# 65 Gallon Planted, Lots Of Pics.



## flamingo (Nov 5, 2005)

So yes, after all this time of wanting to do a planted tank.. I finally got around to it. Pics are at various stages... tank was already filled, just moved the fish and took everything out.

First I started by removing everything, and putting a 20 pound bag of cheap gravel at petsmart as the bottom layer (sloped towards the front):










Then, ugh, after washing for quite a while, I added the flourite (one bag):



























Then I ended up siphoning out about 50 gallon of water :/










Still turned out cloudy.










Let it sit for a while, then I planted it:





























All I need now is vallisneria for the backs, and the chance to do something with the smallmouth bass in it :0. I hope you like it. Pretty bored so i thought i'd update and share. I'd also like to thank Kristin (Justonemore20) for a large amount of the plants that are now in this tank .


----------



## Guest (Apr 9, 2007)

Your tank looks great Dylan! I love it!


----------



## Guest (Apr 9, 2007)

Awesome job, Dylan! Looks really nice.

Id take the bass if I had an extra tank. You know how much I love those kinds of fish. :razz:


----------



## Ringo (Apr 10, 2006)

Looks great Dylan


----------



## Guest (Apr 10, 2007)

cool!!my 55g will look like that soon


----------



## Chaos553 (Apr 2, 2007)

sweet setup, wish mine looked as good as that =P


----------



## Damon (Jan 18, 2005)

Nice start. 

Just a few things you will want to keep in mind................... (I wouldn't be me if I didn't mention them)

Your left side will decay. You are teasing them with the light on the right. Even if some grow, they will grow sideways, not upwards.
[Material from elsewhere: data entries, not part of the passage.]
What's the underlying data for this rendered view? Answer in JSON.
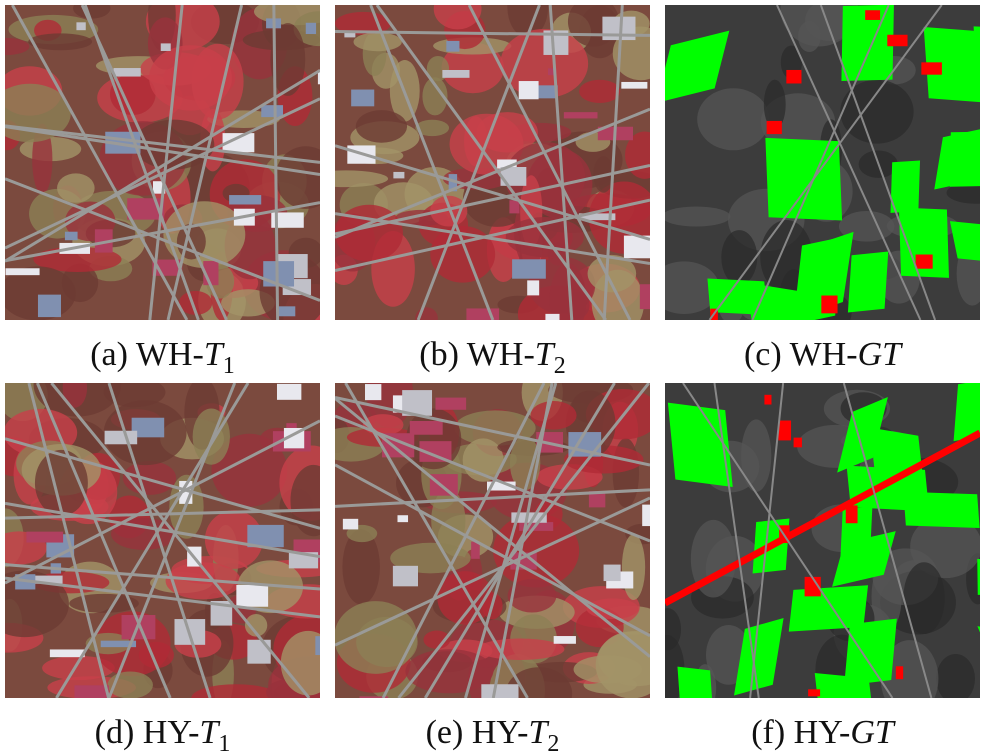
{
  "panels": [
    {
      "caption": {
        "prefix": "(a) WH-",
        "italic": "T",
        "sub": "1"
      }
    },
    {
      "caption": {
        "prefix": "(b) WH-",
        "italic": "T",
        "sub": "2"
      }
    },
    {
      "caption": {
        "prefix": "(c) WH-",
        "italic": "GT",
        "sub": null
      }
    },
    {
      "caption": {
        "prefix": "(d) HY-",
        "italic": "T",
        "sub": "1"
      }
    },
    {
      "caption": {
        "prefix": "(e) HY-",
        "italic": "T",
        "sub": "2"
      }
    },
    {
      "caption": {
        "prefix": "(f) HY-",
        "italic": "GT",
        "sub": null
      }
    }
  ]
}
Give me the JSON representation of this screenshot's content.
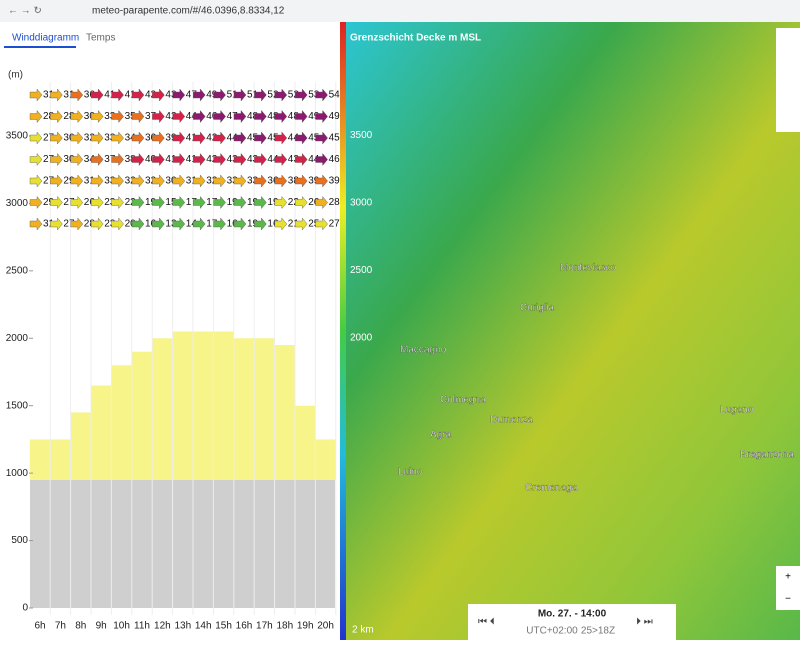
{
  "browser": {
    "url": "meteo-parapente.com/#/46.0396,8.8334,12"
  },
  "tabs": [
    "Winddiagramm",
    "Temps"
  ],
  "chart_data": {
    "type": "wind-grid",
    "y_label": "(m)",
    "ylim": [
      0,
      3900
    ],
    "yticks": [
      0,
      500,
      1000,
      1500,
      2000,
      2500,
      3000,
      3500
    ],
    "categories": [
      "6h",
      "7h",
      "8h",
      "9h",
      "10h",
      "11h",
      "12h",
      "13h",
      "14h",
      "15h",
      "16h",
      "17h",
      "18h",
      "19h",
      "20h"
    ],
    "ground": 950,
    "boundary_layer": {
      "color": "#f7f48a",
      "values": [
        1250,
        1250,
        1450,
        1650,
        1800,
        1900,
        2000,
        2050,
        2050,
        2050,
        2000,
        2000,
        1950,
        1500,
        1250
      ]
    },
    "rows": [
      [
        31,
        31,
        36,
        41,
        41,
        42,
        43,
        47,
        49,
        51,
        51,
        52,
        52,
        53,
        54
      ],
      [
        28,
        28,
        30,
        33,
        35,
        37,
        42,
        44,
        46,
        47,
        48,
        48,
        48,
        49,
        49
      ],
      [
        27,
        30,
        32,
        33,
        34,
        36,
        39,
        41,
        42,
        44,
        45,
        45,
        44,
        45,
        45
      ],
      [
        27,
        30,
        34,
        37,
        38,
        40,
        41,
        41,
        42,
        43,
        43,
        44,
        43,
        44,
        46
      ],
      [
        27,
        29,
        31,
        33,
        32,
        32,
        30,
        31,
        32,
        33,
        33,
        36,
        38,
        39,
        39
      ],
      [
        29,
        27,
        26,
        23,
        22,
        19,
        15,
        17,
        17,
        19,
        19,
        19,
        22,
        26,
        28
      ],
      [
        31,
        27,
        28,
        23,
        20,
        16,
        13,
        14,
        17,
        16,
        19,
        16,
        21,
        25,
        27
      ]
    ]
  },
  "map": {
    "legend_title": "Grenzschicht Decke m MSL",
    "colorbar_ticks": [
      2000,
      2500,
      3000,
      3500
    ],
    "places": [
      "Maccagno",
      "Luino",
      "Monteviasco",
      "Curiglia",
      "Dumenza",
      "Agra",
      "Lugano",
      "Breganzona",
      "Cremenaga",
      "Colmegna"
    ],
    "time": "Mo. 27. - 14:00",
    "tz": "UTC+02:00",
    "run": "25>18Z",
    "scale": "2 km"
  }
}
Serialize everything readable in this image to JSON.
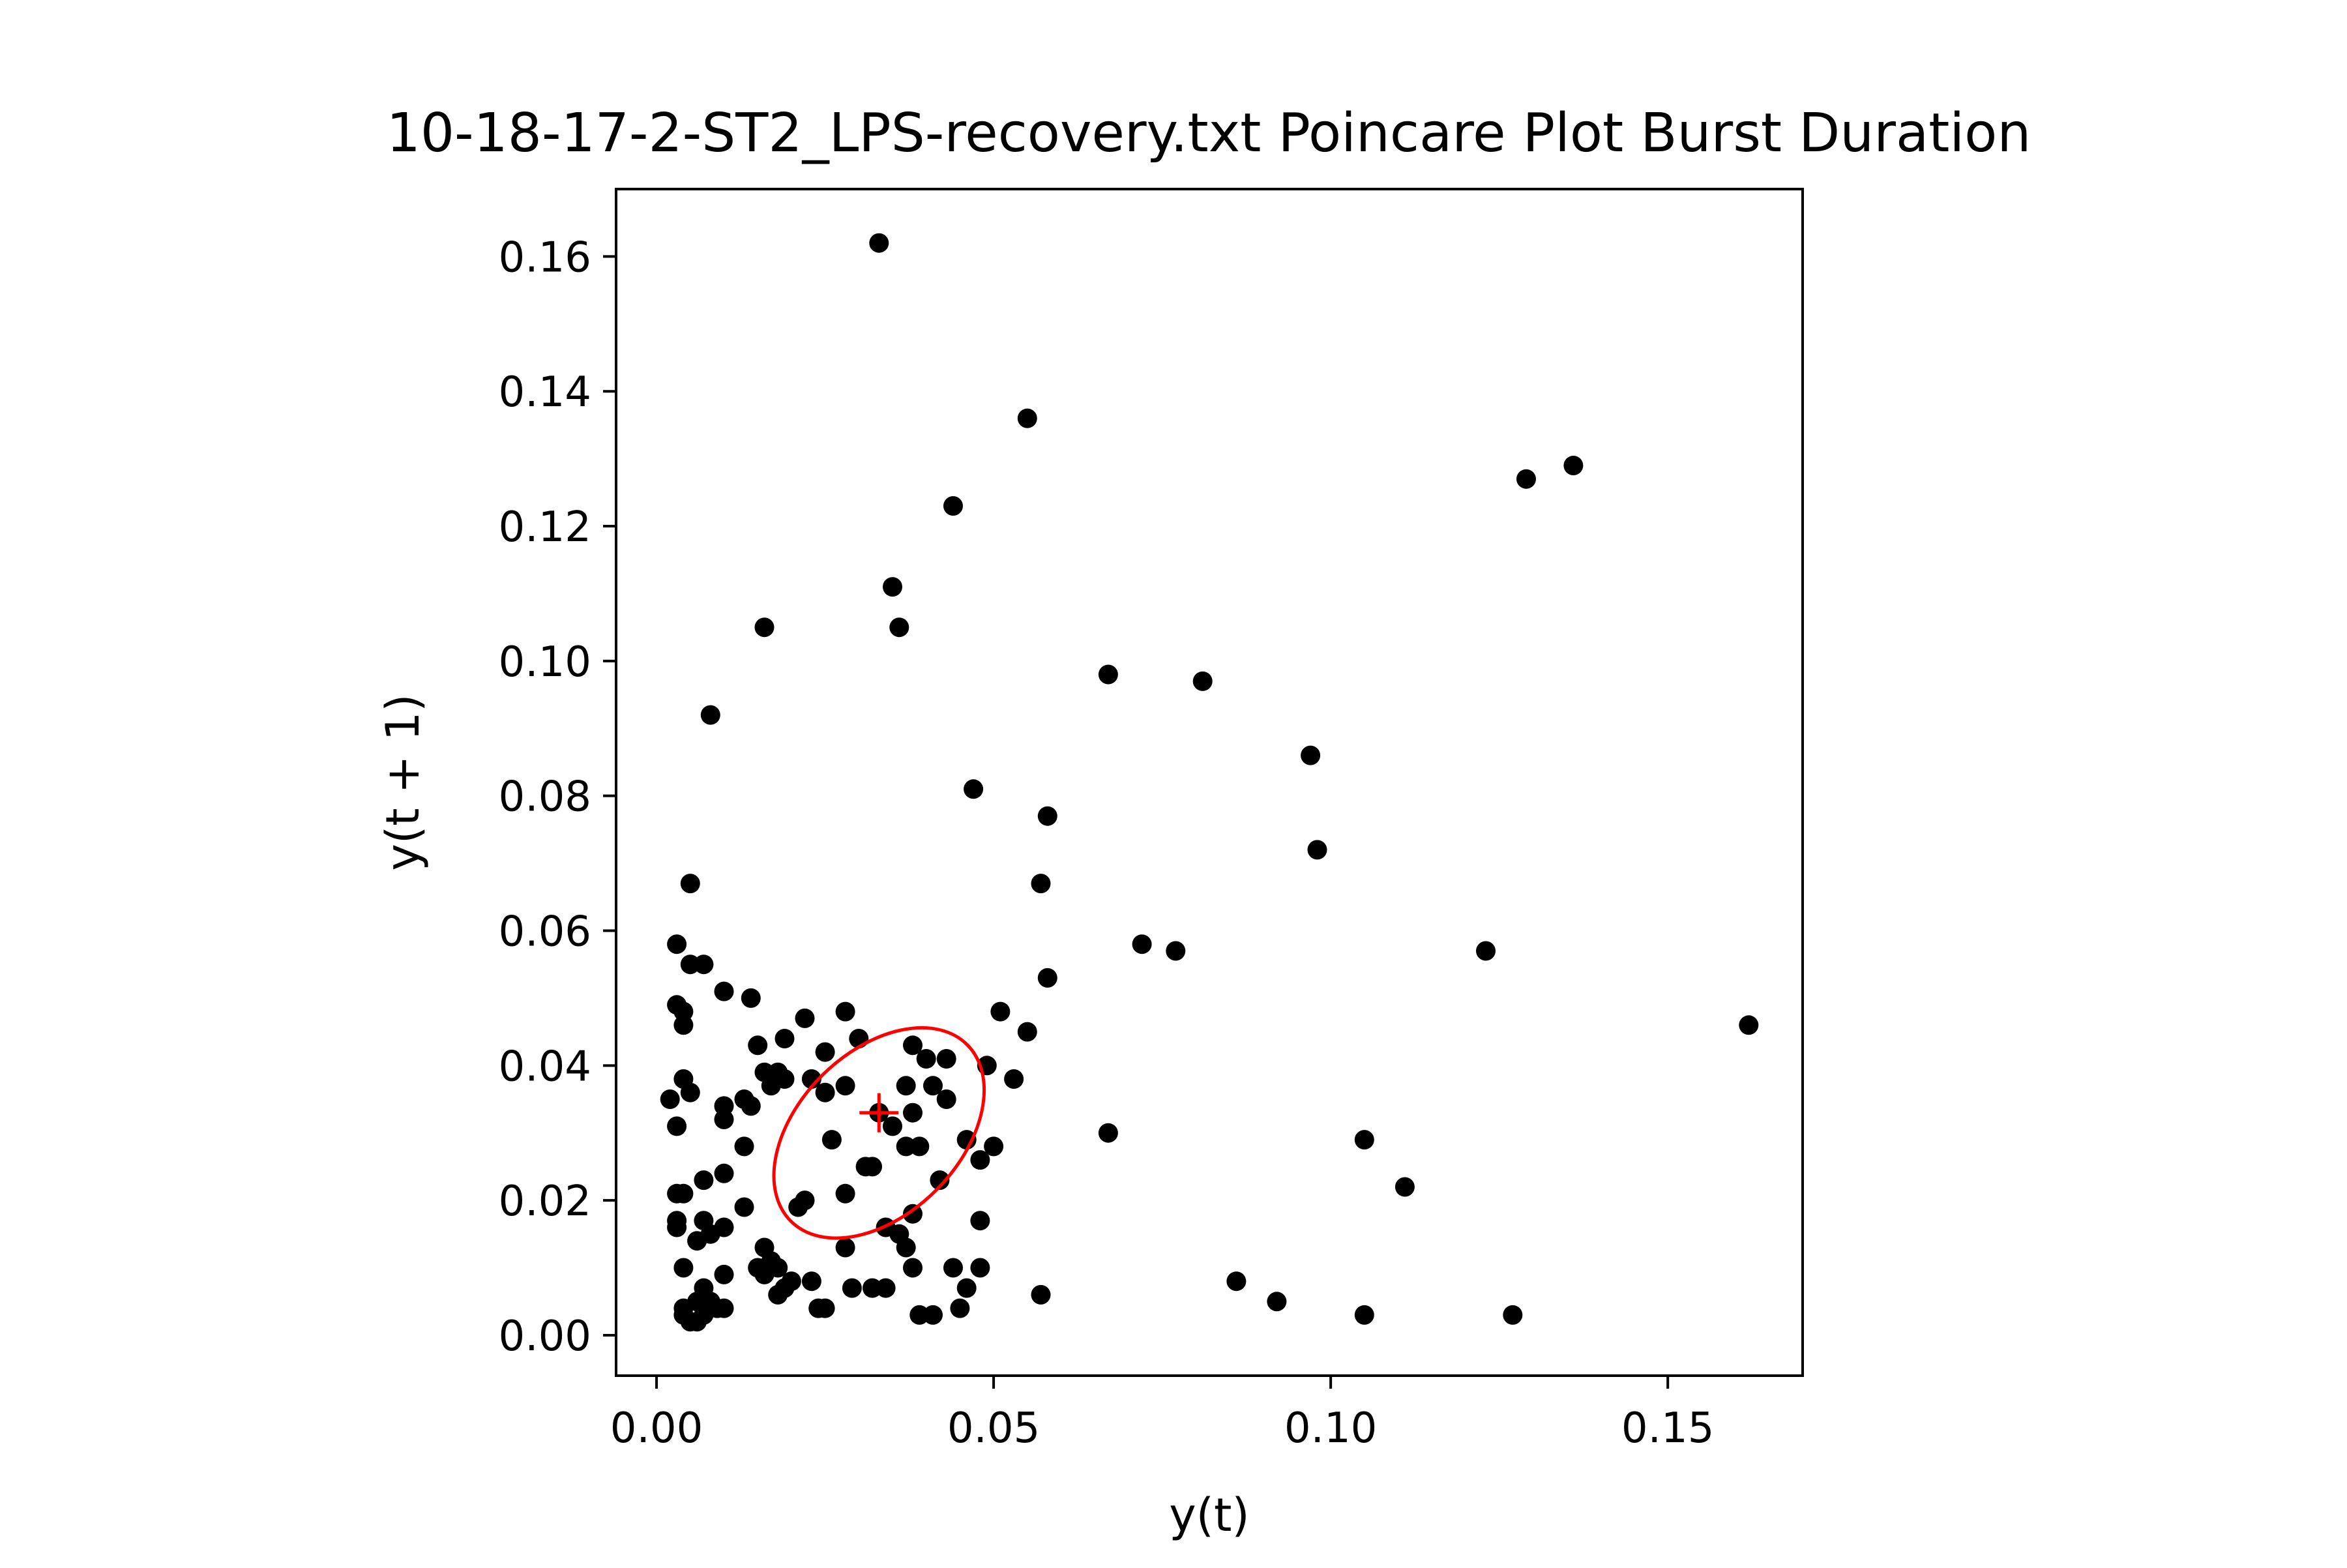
{
  "chart_data": {
    "type": "scatter",
    "title": "10-18-17-2-ST2_LPS-recovery.txt Poincare Plot Burst Duration",
    "xlabel": "y(t)",
    "ylabel": "y(t + 1)",
    "xlim": [
      -0.006,
      0.17
    ],
    "ylim": [
      -0.006,
      0.17
    ],
    "xticks": [
      0.0,
      0.05,
      0.1,
      0.15
    ],
    "xtick_labels": [
      "0.00",
      "0.05",
      "0.10",
      "0.15"
    ],
    "yticks": [
      0.0,
      0.02,
      0.04,
      0.06,
      0.08,
      0.1,
      0.12,
      0.14,
      0.16
    ],
    "ytick_labels": [
      "0.00",
      "0.02",
      "0.04",
      "0.06",
      "0.08",
      "0.10",
      "0.12",
      "0.14",
      "0.16"
    ],
    "grid": false,
    "point_color": "#000000",
    "overlay_color": "#ff0000",
    "centroid": {
      "x": 0.033,
      "y": 0.033
    },
    "ellipse": {
      "cx": 0.033,
      "cy": 0.03,
      "a": 0.0185,
      "b": 0.012,
      "angle_deg": 45
    },
    "points": [
      [
        0.033,
        0.162
      ],
      [
        0.055,
        0.136
      ],
      [
        0.044,
        0.123
      ],
      [
        0.129,
        0.127
      ],
      [
        0.136,
        0.129
      ],
      [
        0.035,
        0.111
      ],
      [
        0.016,
        0.105
      ],
      [
        0.036,
        0.105
      ],
      [
        0.067,
        0.098
      ],
      [
        0.081,
        0.097
      ],
      [
        0.008,
        0.092
      ],
      [
        0.097,
        0.086
      ],
      [
        0.047,
        0.081
      ],
      [
        0.058,
        0.077
      ],
      [
        0.098,
        0.072
      ],
      [
        0.005,
        0.067
      ],
      [
        0.057,
        0.067
      ],
      [
        0.003,
        0.058
      ],
      [
        0.072,
        0.058
      ],
      [
        0.077,
        0.057
      ],
      [
        0.123,
        0.057
      ],
      [
        0.005,
        0.055
      ],
      [
        0.007,
        0.055
      ],
      [
        0.058,
        0.053
      ],
      [
        0.01,
        0.051
      ],
      [
        0.014,
        0.05
      ],
      [
        0.003,
        0.049
      ],
      [
        0.004,
        0.048
      ],
      [
        0.028,
        0.048
      ],
      [
        0.051,
        0.048
      ],
      [
        0.022,
        0.047
      ],
      [
        0.004,
        0.046
      ],
      [
        0.162,
        0.046
      ],
      [
        0.055,
        0.045
      ],
      [
        0.019,
        0.044
      ],
      [
        0.03,
        0.044
      ],
      [
        0.015,
        0.043
      ],
      [
        0.038,
        0.043
      ],
      [
        0.025,
        0.042
      ],
      [
        0.04,
        0.041
      ],
      [
        0.043,
        0.041
      ],
      [
        0.049,
        0.04
      ],
      [
        0.016,
        0.039
      ],
      [
        0.018,
        0.039
      ],
      [
        0.004,
        0.038
      ],
      [
        0.019,
        0.038
      ],
      [
        0.023,
        0.038
      ],
      [
        0.053,
        0.038
      ],
      [
        0.017,
        0.037
      ],
      [
        0.028,
        0.037
      ],
      [
        0.037,
        0.037
      ],
      [
        0.041,
        0.037
      ],
      [
        0.005,
        0.036
      ],
      [
        0.025,
        0.036
      ],
      [
        0.002,
        0.035
      ],
      [
        0.013,
        0.035
      ],
      [
        0.043,
        0.035
      ],
      [
        0.01,
        0.034
      ],
      [
        0.014,
        0.034
      ],
      [
        0.033,
        0.033
      ],
      [
        0.038,
        0.033
      ],
      [
        0.01,
        0.032
      ],
      [
        0.003,
        0.031
      ],
      [
        0.035,
        0.031
      ],
      [
        0.067,
        0.03
      ],
      [
        0.026,
        0.029
      ],
      [
        0.046,
        0.029
      ],
      [
        0.105,
        0.029
      ],
      [
        0.013,
        0.028
      ],
      [
        0.037,
        0.028
      ],
      [
        0.039,
        0.028
      ],
      [
        0.05,
        0.028
      ],
      [
        0.048,
        0.026
      ],
      [
        0.031,
        0.025
      ],
      [
        0.032,
        0.025
      ],
      [
        0.01,
        0.024
      ],
      [
        0.007,
        0.023
      ],
      [
        0.042,
        0.023
      ],
      [
        0.111,
        0.022
      ],
      [
        0.004,
        0.021
      ],
      [
        0.028,
        0.021
      ],
      [
        0.003,
        0.021
      ],
      [
        0.022,
        0.02
      ],
      [
        0.013,
        0.019
      ],
      [
        0.021,
        0.019
      ],
      [
        0.038,
        0.018
      ],
      [
        0.003,
        0.017
      ],
      [
        0.007,
        0.017
      ],
      [
        0.048,
        0.017
      ],
      [
        0.003,
        0.016
      ],
      [
        0.01,
        0.016
      ],
      [
        0.034,
        0.016
      ],
      [
        0.008,
        0.015
      ],
      [
        0.036,
        0.015
      ],
      [
        0.006,
        0.014
      ],
      [
        0.016,
        0.013
      ],
      [
        0.028,
        0.013
      ],
      [
        0.037,
        0.013
      ],
      [
        0.017,
        0.011
      ],
      [
        0.004,
        0.01
      ],
      [
        0.015,
        0.01
      ],
      [
        0.018,
        0.01
      ],
      [
        0.038,
        0.01
      ],
      [
        0.044,
        0.01
      ],
      [
        0.048,
        0.01
      ],
      [
        0.01,
        0.009
      ],
      [
        0.016,
        0.009
      ],
      [
        0.02,
        0.008
      ],
      [
        0.023,
        0.008
      ],
      [
        0.086,
        0.008
      ],
      [
        0.007,
        0.007
      ],
      [
        0.019,
        0.007
      ],
      [
        0.029,
        0.007
      ],
      [
        0.032,
        0.007
      ],
      [
        0.034,
        0.007
      ],
      [
        0.046,
        0.007
      ],
      [
        0.018,
        0.006
      ],
      [
        0.057,
        0.006
      ],
      [
        0.006,
        0.005
      ],
      [
        0.008,
        0.005
      ],
      [
        0.092,
        0.005
      ],
      [
        0.004,
        0.004
      ],
      [
        0.009,
        0.004
      ],
      [
        0.01,
        0.004
      ],
      [
        0.024,
        0.004
      ],
      [
        0.025,
        0.004
      ],
      [
        0.045,
        0.004
      ],
      [
        0.004,
        0.003
      ],
      [
        0.007,
        0.003
      ],
      [
        0.039,
        0.003
      ],
      [
        0.041,
        0.003
      ],
      [
        0.105,
        0.003
      ],
      [
        0.127,
        0.003
      ],
      [
        0.005,
        0.002
      ],
      [
        0.006,
        0.002
      ]
    ]
  }
}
Your gravel will eventually mix with the flourite. Fact of life 

Need more foreground plants 

Great start though. Keep it up.


----------



## flamingo (Nov 5, 2005)

Hehe thanks everyone!

No problem Damon, taking all the help I can get hehe. I know the gravel with eventually mix, but I just tried that for now. I'll probably end up buying more flourite later on. I just ran out of money then and didn't think I needed that much for the amount of plants I had. I should be getting in a new light soon. I have that light on there, and a smaller one on the other side ATM. The only thing that's having problems is the lily- but those always do when they get moved like that. Only thing on that side are two amazon swords (which have been moved) and a large thing of java moss. I hope to upgrade this as I go along. When the bass is out. (if I get my 210) i'm thinking of using this as a grow out system for small dats and gars.. otherwise i'm thinking of a small oddball community. I don't really know. The bass is amazing in this set-up, but it has a tendency to crash through this when I throw in feeders.


----------



## Plyr58 (Mar 7, 2007)

FYI. You don't have to wash the Flourite. IT is gonna lud the water if you wash it for a week, and all you are doing is washing out nutrients. Didn't hurt anything, but thought it might help in the future.


----------



## flamingo (Nov 5, 2005)

Yes, I know . I only washed it, because, otherwise my tank would _never_ get clear. I've heard people using all of the crud that came with it, but i'm not going to try that with a first real "planted tank setup". I took a large portion of the silt that came with it, and let it settle on the bottom of one of my ten gallons (which had plants in it) but that's about it.


----------



## Damon (Jan 18, 2005)

FLourite (as well as every other substrate except eco complete) is calcinied clay. The dust is the substrate rubbing together and wearing down (like a big dirt clump). If you can find Turface or Soilmaster in your area use that. Same stuff and cheaper ($12.00 for 50lbs)


----------



## Guest (Apr 10, 2007)

Looking good, Dylan . Nice job!


----------